The preclinical pharmacological effects of ibogaine may be summarized as follows: a decrease in self-administration of psychostimulants, morphine and alcohol, reduction of morphine withdrawal syndrome, a decrease in locomotor activity, memory retrieval facilitation, cardiovascular effects and tremor. Ibogaine decreases the hypermotility and dopamine turnover elicited by stimulants in male mice and rats, but has opposite effects in female rats. Neurochemical effects of ibogaine on mesolimbic and mesocortical dopamine systems can be summarized as follows: high doses decrease extracellular dopamine concentrations and increase concentrations of dopamine metabolites; low doses do not affect dopamine concentrations but decrease dopamine metabolite concentrations.
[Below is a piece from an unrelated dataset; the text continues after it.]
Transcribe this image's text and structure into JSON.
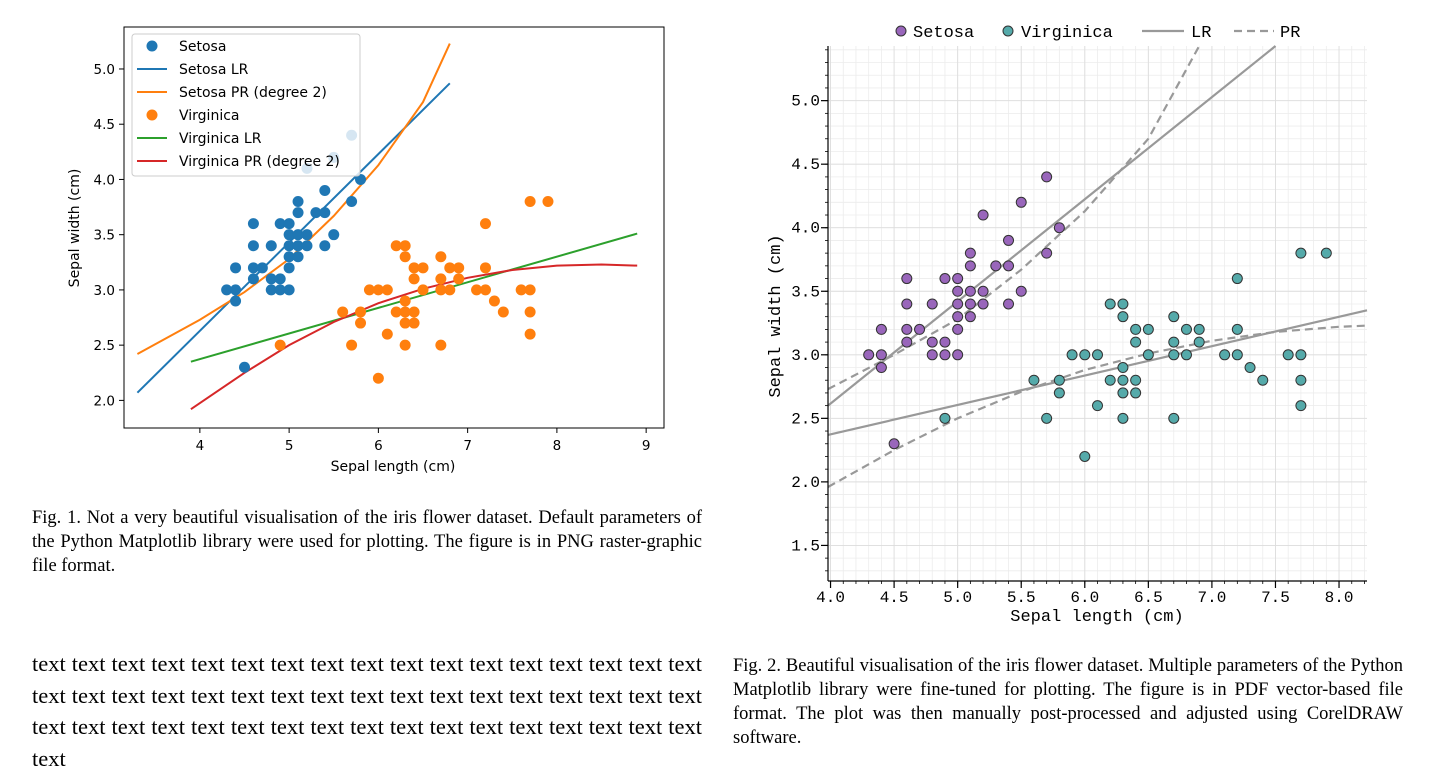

Ibogaine may also affect the activity of voltage-dependent sodium channels, opioid k, s and NMDA receptors, and serotonin transporters . In addition, high doses of ibogaine appear to be toxic to Purkinje cells in the rat cerebellum. In humans, it has been reported that ibogaine reduces craving and attenuates opioid dependence. Ataxia, nausea, vomiting and hypertension have also been observed. It also has been reported that ibogaine will produce tremors, hallucinations or "fantasies" and apprehension, increase strength and appetite, and possibly increase libido.
The pharmacological profile of ibogaine, including its putative "anti-addictive" effects, is likely to result from actions at multiple loci. For example, the effects of ibogaine on voltage-dependent sodium channels could explain its tremorigenic actions, while an anti-cholinesterase activity may explain its effects on blood pressure as well as stimulation of digestion and appetite. The neurochemical basis for the putative "anti-addictive" actions of ibogaine remains unclear. Based on its neurochemical profile, ibogaine may produce "anti-addictive" actions through multiple effects at k receptors,s receptors, or serotonin transporters . Alternatively, ibogaine, or an unidentified active metabolite might act at pathways which have not been previously linked to addictive processes.
While these hypotheses all merit further investigation, at present, there are converging lines that link the NMDA-antagonist action of ibogaine to its putative "anti-addictive" properties. NMDA antagonists (acting at either glutamate, glycine, polyamine, or, open channel site) attenuate morphine withdrawal, attenuate drug self-administration, the sensitization to the behavioral effects of psychostimulants and rewarding effects of drugs of abuse .
From the reports of human heroin addicts who have taken ibogaine, it appears that several features of the ibogaine experience are important in interrupting addiction. Thus, Dutch addicts who used ibogaine described the experience as having a dream with full consciousness, together with anxiety and the recall of memories . After this experience, the addicts did not feel compelled to use heroin. While these insights are intriguing, they are at present without heuristic value. Further studies are required to determine the importance of such experiences in the treatment of drug abuse. In conclusion, the claimed "anti-addictive" properties of ibogaine require rigorous validation in humans, after careful assessment of its neurotoxic potential. It remains to be established if an ibogaine metabolite, producing less side effects, could be of therapeutic value.